Rhiannon Martin explores the hilarity and despair of Google’s top trends
In 2016, the British public’s ‘how to’ Google searches sought to achieve happiness and humor, and enhance kissing and flirting abilities. However, despite a valiant effort to learn how to ‘go live on Facebook’ and ‘make slime’, all searches pale in comparison to a 5-year veteran: how to lose weight.
The internet is often credited as the instigator and facilitator of this infatuation with weight loss. Yet the author, like US data scientist Seth Stevens-Davidowitz, views Google’s search engine as a data store of untainted and honest human curiosity. That we take steps to keep it untainted is essential, despite potential critique. Using our search data, we can learn how successfully we engage with and shape the weight loss outcomes in Great Britain.
Colin Strong, author of Humanizing Big Data, has addressed the ability of businesses to ‘datafy’ consumer emotions, coining it the ‘emotification’ of consumer behaviour. As individuals put their questions to the cloud, businesses ‘scrape’ the internet to build portfolios of consumer sentiment and can forecast with increasing accuracy the trends of consumer culture. Amongst them, is the two billion pound British diet industry, which thrives on understanding and exploiting human sentiment and concern.
Tapping into raw human emotion is not easy. Social desirability bias plagues social media and interviews – yet an online, un-administrated and isolated search bar allows us to ask the questions we would never do anywhere else. The emotification of google searches, Davidowitz explains, just might be ‘the most important dataset ever collected on the human psyche’.
The Direction of the Data
Often the data found on people’s emotional curiosities are disturbing. Type ‘how to lose weight?’ and Google provides approximately 128,000,000 answers. Add ‘fast’ and you get 22% of that return; but add ‘healthily’ and this falls to 1.1%. With the exception of the NHS, nine of the top ten results are links to popular news and magazine articles each reporting rapid, visible results. This serves to frustrate medical professionals, whilst kicking Google’s 200+ algorithmic defense mechanism into overdrive.
One notable point of contention is Google’s autocomplete suggestions. With ‘how to lose weight’, you are suggested to consider doing so ‘in 7 days’ and ‘without exercise’. Behavioral researcher Robert Epstein is adamant that search offerings can manipulate the preferences of searchers, particularly the vulnerable. In his study of bias detection in search rankings and the 2016 US presidential election, Epstein demonstrates the ability of candidate favoring autosuggestions to shift the voting preferences of undecided voters by up to 80% in some demographics.

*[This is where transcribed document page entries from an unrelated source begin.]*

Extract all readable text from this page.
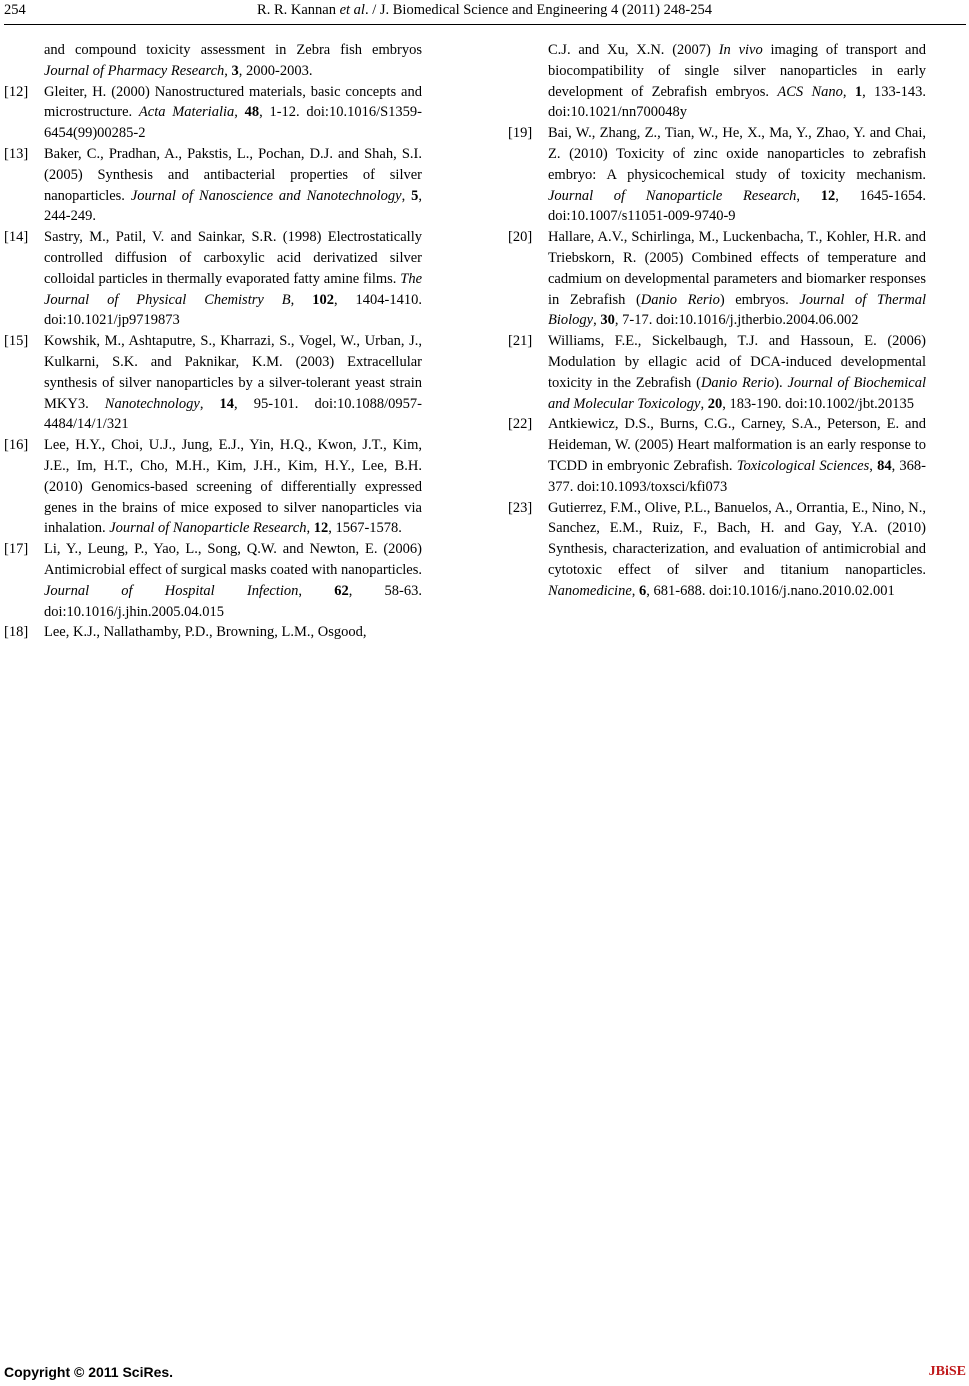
254	R. R. Kannan et al. / J. Biomedical Science and Engineering 4 (2011) 248-254
and compound toxicity assessment in Zebra fish embryos Journal of Pharmacy Research, 3, 2000-2003.
[12]	Gleiter, H. (2000) Nanostructured materials, basic concepts and microstructure. Acta Materialia, 48, 1-12. doi:10.1016/S1359-6454(99)00285-2
[13]	Baker, C., Pradhan, A., Pakstis, L., Pochan, D.J. and Shah, S.I. (2005) Synthesis and antibacterial properties of silver nanoparticles. Journal of Nanoscience and Nanotechnology, 5, 244-249.
[14]	Sastry, M., Patil, V. and Sainkar, S.R. (1998) Electrostatically controlled diffusion of carboxylic acid derivatized silver colloidal particles in thermally evaporated fatty amine films. The Journal of Physical Chemistry B, 102, 1404-1410. doi:10.1021/jp9719873
[15]	Kowshik, M., Ashtaputre, S., Kharrazi, S., Vogel, W., Urban, J., Kulkarni, S.K. and Paknikar, K.M. (2003) Extracellular synthesis of silver nanoparticles by a silver-tolerant yeast strain MKY3. Nanotechnology, 14, 95-101. doi:10.1088/0957-4484/14/1/321
[16]	Lee, H.Y., Choi, U.J., Jung, E.J., Yin, H.Q., Kwon, J.T., Kim, J.E., Im, H.T., Cho, M.H., Kim, J.H., Kim, H.Y., Lee, B.H. (2010) Genomics-based screening of differentially expressed genes in the brains of mice exposed to silver nanoparticles via inhalation. Journal of Nanoparticle Research, 12, 1567-1578.
[17]	Li, Y., Leung, P., Yao, L., Song, Q.W. and Newton, E. (2006) Antimicrobial effect of surgical masks coated with nanoparticles. Journal of Hospital Infection, 62, 58-63. doi:10.1016/j.jhin.2005.04.015
[18]	Lee, K.J., Nallathamby, P.D., Browning, L.M., Osgood,
C.J. and Xu, X.N. (2007) In vivo imaging of transport and biocompatibility of single silver nanoparticles in early development of Zebrafish embryos. ACS Nano, 1, 133-143. doi:10.1021/nn700048y
[19]	Bai, W., Zhang, Z., Tian, W., He, X., Ma, Y., Zhao, Y. and Chai, Z. (2010) Toxicity of zinc oxide nanoparticles to zebrafish embryo: A physicochemical study of toxicity mechanism. Journal of Nanoparticle Research, 12, 1645-1654. doi:10.1007/s11051-009-9740-9
[20]	Hallare, A.V., Schirlinga, M., Luckenbacha, T., Kohler, H.R. and Triebskorn, R. (2005) Combined effects of temperature and cadmium on developmental parameters and biomarker responses in Zebrafish (Danio Rerio) embryos. Journal of Thermal Biology, 30, 7-17. doi:10.1016/j.jtherbio.2004.06.002
[21]	Williams, F.E., Sickelbaugh, T.J. and Hassoun, E. (2006) Modulation by ellagic acid of DCA-induced developmental toxicity in the Zebrafish (Danio Rerio). Journal of Biochemical and Molecular Toxicology, 20, 183-190. doi:10.1002/jbt.20135
[22]	Antkiewicz, D.S., Burns, C.G., Carney, S.A., Peterson, E. and Heideman, W. (2005) Heart malformation is an early response to TCDD in embryonic Zebrafish. Toxicological Sciences, 84, 368-377. doi:10.1093/toxsci/kfi073
[23]	Gutierrez, F.M., Olive, P.L., Banuelos, A., Orrantia, E., Nino, N., Sanchez, E.M., Ruiz, F., Bach, H. and Gay, Y.A. (2010) Synthesis, characterization, and evaluation of antimicrobial and cytotoxic effect of silver and titanium nanoparticles. Nanomedicine, 6, 681-688. doi:10.1016/j.nano.2010.02.001
Copyright © 2011 SciRes.	JBiSE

With negative suggestions getting more selections by users of search engines, it is a worrying possibility that weight loss business activities could manipulate autocomplete options, convince consumers to adopt them as their own thoughts, and sell ‘solutions’ to the insecurities they plant. Fortunately, autosuggestions are programmed, and can be programmed differently. This option must be considered, for the sake of our unbiased data.
The Muslim Athlete
The ‘untainted’ data we get from search engines also affords us many interesting insights into public perception of certain events and speeches. Politicians, corporate candidates and influencers can learn what works – and often what does not – by looking at our google trends. For example, following the San Bernardino mass shooting, President Obama attempted to reassure an enraged American nation by challenging them to consider Muslim Americans as ‘our sports heroes and, yes, they are our men and women in uniform’. Since 2013, the top Google noun searched with ‘Muslim’ had been ‘terrorist’, but following this speech it became ‘athlete’ and ‘soldier’.
Further, Davidowitz argues that search data teaches us the detriment of lecturing the insecure and angry, but exemplifies the success of evoking curiosity and proposing new alternative imagery. This lesson is making waves in the weight loss industry. 2016 became the year of body positivity with Ashley Graham, the first plus-size model to appear on Vogue and Sports Illustrated swimsuit issues, and media mogul Oprah Winfrey resurrecting the Weight Watchers Brand.
Google was created so individuals can learn about their world, not so researchers could learn about the individual. Nevertheless, providing we can keep our data free from bias, Google provides us with some of the most truthful – if sometimes disturbing – insights into human preoccupation. With these insights, we may learn how to successfully communicate messages inspiring positive thoughts and actions, and watch them as they ripple across the keyboards of society.